Pattern 6: Comparative Analysis
What it is: Ask the AI to compare options side-by-side against defined criteria.
Template:
Compare [Option A] vs [Option B] vs [Option C] on these dimensions:
- [Dimension 1]
- [Dimension 2]
- [Dimension 3] For each dimension: explain the key differences, rate each option (1-5), and identify the clear winner. Conclude with an overall recommendation.
When to use: Technology selection, strategic alternatives, vendor comparison, policy options.
Pattern 7: Iterative Refinement
What it is: Start with a broad request, then refine through follow-up prompts.
Template — Round 1: Generate the first draft.
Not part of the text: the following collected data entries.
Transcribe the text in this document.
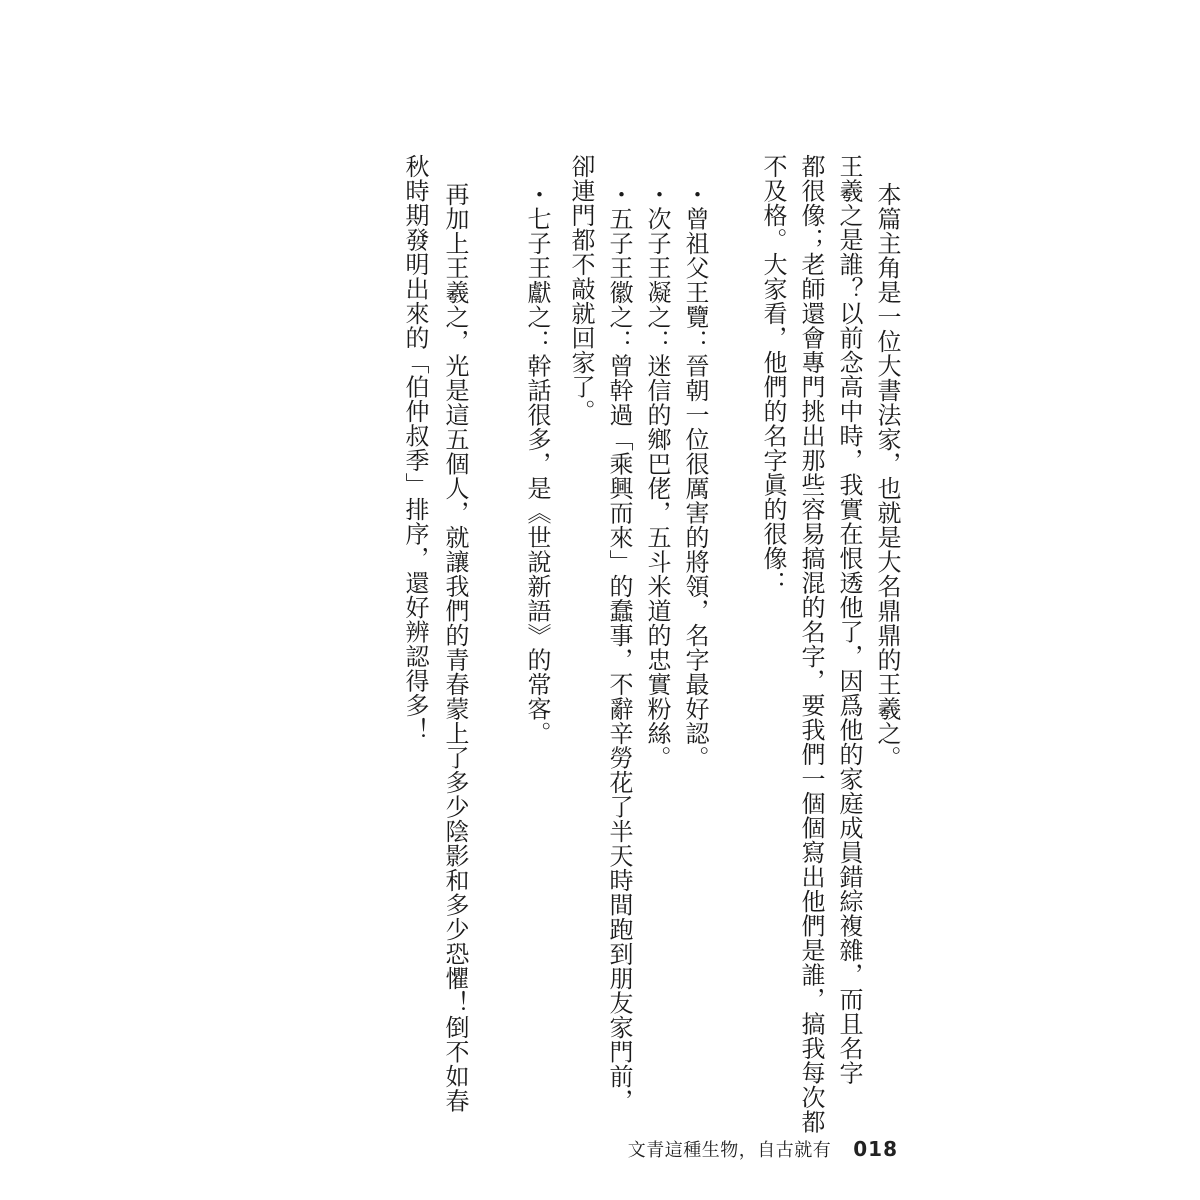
本篇主角是一位大書法家，也就是大名鼎鼎的王羲之。

王羲之是誰？以前念高中時，我實在恨透他了，因爲他的家庭成員錯綜複雜，而且名字

都很像；老師還會專門挑出那些容易搞混的名字，要我們一個個寫出他們是誰，搞我每次都

不及格。大家看，他們的名字眞的很像：

・曾祖父王覽：晉朝一位很厲害的將領，名字最好認。

・次子王凝之：迷信的鄉巴佬，五斗米道的忠實粉絲。

・五子王徽之：曾幹過「乘興而來」的蠢事，不辭辛勞花了半天時間跑到朋友家門前，

卻連門都不敲就回家了。

・七子王獻之：幹話很多，是《世說新語》的常客。

再加上王羲之，光是這五個人，就讓我們的青春蒙上了多少陰影和多少恐懼！倒不如春

秋時期發明出來的「伯仲叔季」排序，還好辨認得多！

文青這種生物，自古就有 018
Round 2: "Make it more concise — cut to 300 words" Round 3: "Add specific data points and examples for the Malaysia market" Round 4: "Change the tone from academic to conversational" Round 5: "Format as a table with action items"
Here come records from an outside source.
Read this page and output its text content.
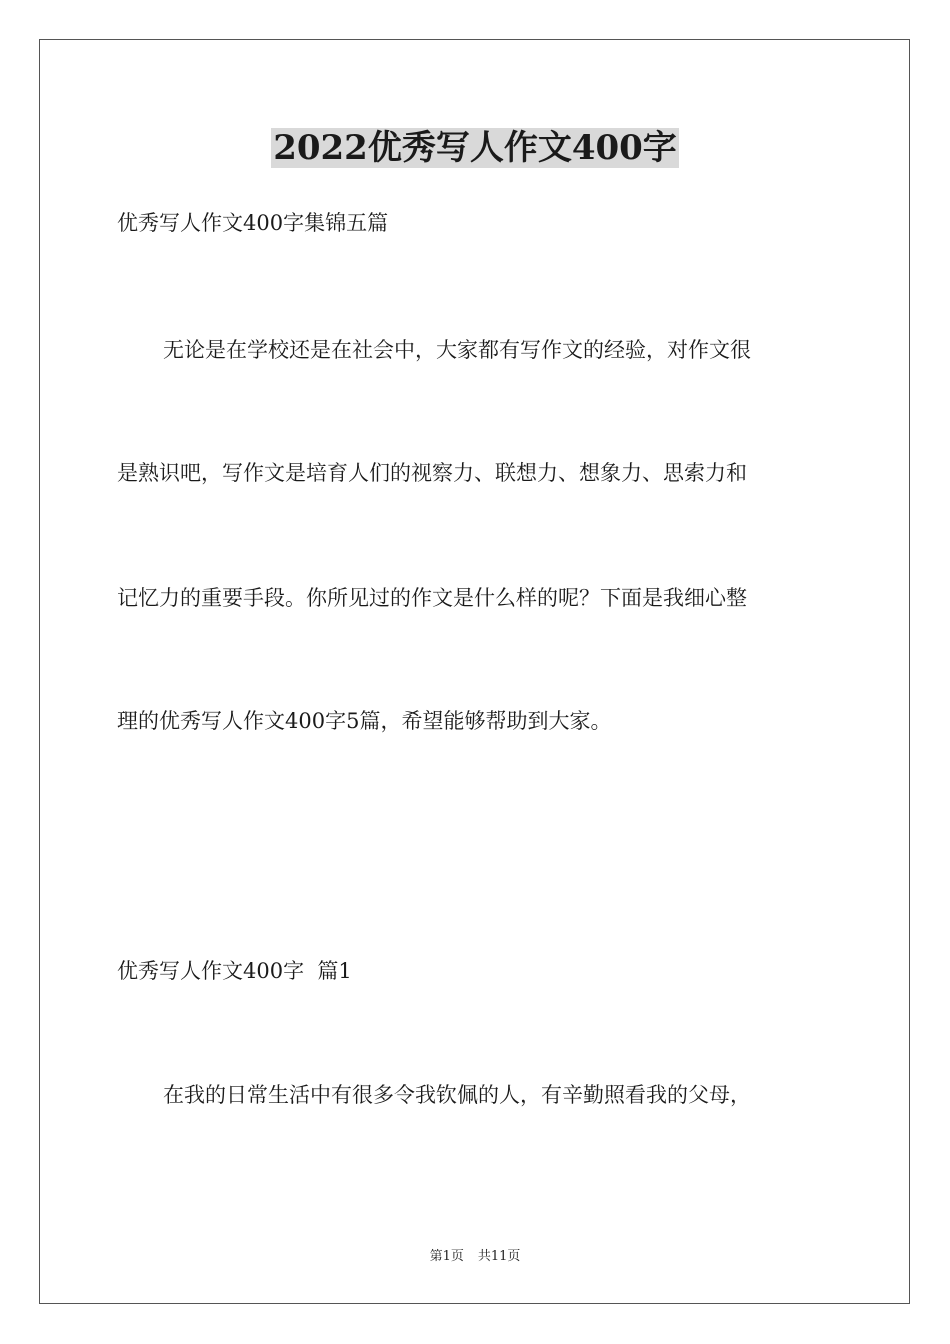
2022优秀写人作文400字

优秀写人作文400字集锦五篇

无论是在学校还是在社会中，大家都有写作文的经验，对作文很

是熟识吧，写作文是培育人们的视察力、联想力、想象力、思索力和

记忆力的重要手段。你所见过的作文是什么样的呢？下面是我细心整

理的优秀写人作文400字5篇，希望能够帮助到大家。

优秀写人作文400字  篇1

在我的日常生活中有很多令我钦佩的人，有辛勤照看我的父母，

第1页 共11页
When to use: Always. Rarely is the first output perfect. Plan for 2-4 rounds of refinement.
Combining Patterns
The most effective prompts combine multiple patterns:
Role + Constraint + Chain-of-Thought: You are a senior management consultant. Analyse whether Company X should enter the Indonesian market. Think step by step. Maximum 500 words. Output as: Executive Summary, Analysis, Recommendation.
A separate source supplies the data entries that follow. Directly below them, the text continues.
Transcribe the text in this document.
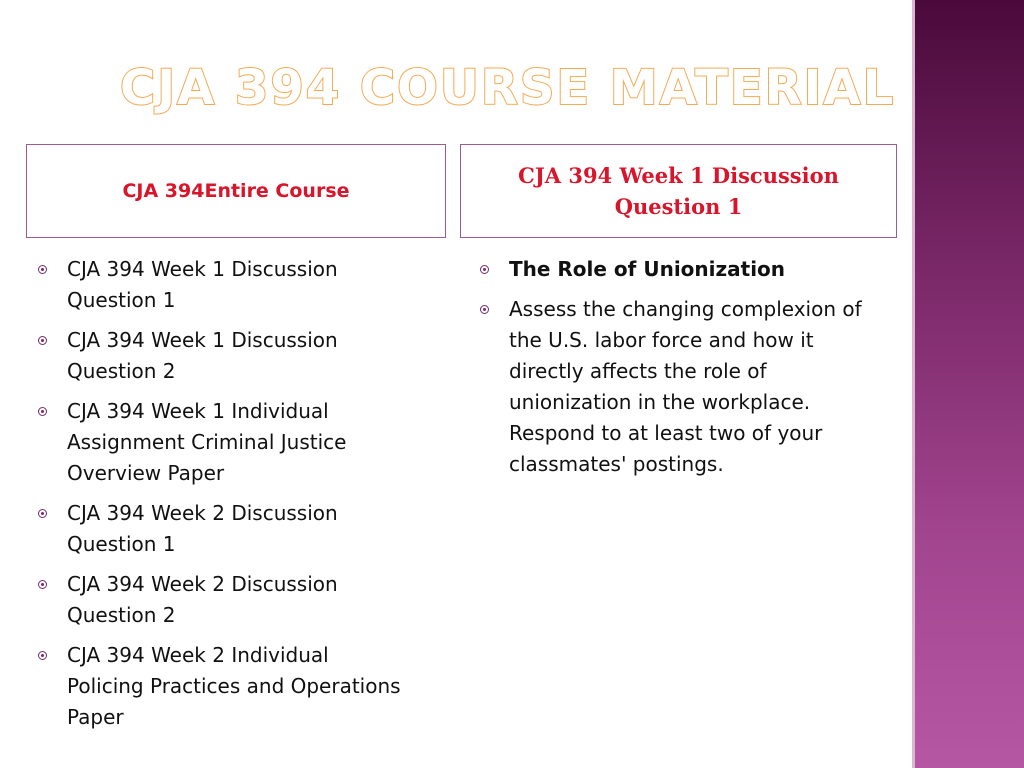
CJA 394 COURSE MATERIAL
CJA 394Entire Course
CJA 394 Week 1 Discussion Question 1
CJA 394 Week 1 Discussion Question 1
CJA 394 Week 1 Discussion Question 2
CJA 394 Week 1 Individual Assignment Criminal Justice Overview Paper
CJA 394 Week 2 Discussion Question 1
CJA 394 Week 2 Discussion Question 2
CJA 394 Week 2 Individual Policing Practices and Operations Paper
The Role of Unionization
Assess the changing complexion of the U.S. labor force and how it directly affects the role of unionization in the workplace. Respond to at least two of your classmates' postings.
Role + Few-Shot + Rubric: You are an HR director. Evaluate these 3 candidates using the scorecard below. Here is an example of how I want each evaluation structured: [example]. Now evaluate: [candidates].
Quick Reference Card
| Pattern | When to Use | Key Phrase |
|---|---|---|
| Role | Always | "You are a [expert]..." |
| Constraint | Need format control | "Constraints: format, length, tone..." |
| Chain-of-thought | Complex reasoning | "Think step by step..." |
| Few-shot | Need consistency | "Here are examples..." |
| Rubric-based | Evaluations | "Evaluate against this rubric..." |
| Comparative | Decisions | "Compare X vs Y on..." |
| Iterative | Always | Multiple refinement rounds |
Related Reading
- Prompting Structured Outputs — Get consistent, formatted results from AI tools
- Prompting Evaluation and Testing — Systematic approaches to testing prompt effectiveness
- ChatGPT Output Evaluation — How to evaluate and improve the quality of AI outputs
Frequently Asked Questions
Prompt patterns are reusable techniques for structuring AI instructions that consistently produce better results. The 7 essential patterns are: role prompting, constraint-based, chain-of-thought, few-shot, rubric-based, comparative analysis, and iterative refinement. Each addresses a different type of business task.
Start with role prompting (always define who the AI should be) and constraint-based prompting (format, length, tone). Add chain-of-thought for complex analysis, few-shot for consistency across outputs, rubric-based for evaluations, and comparative for decisions. Most effective prompts combine 2-3 patterns.
Plan for 2-4 rounds of iterative refinement. The first output is rarely perfect. Round 2 adjusts scope and detail. Round 3 refines tone and format. Round 4 polishes the final output. As your prompts improve, you will need fewer refinement rounds.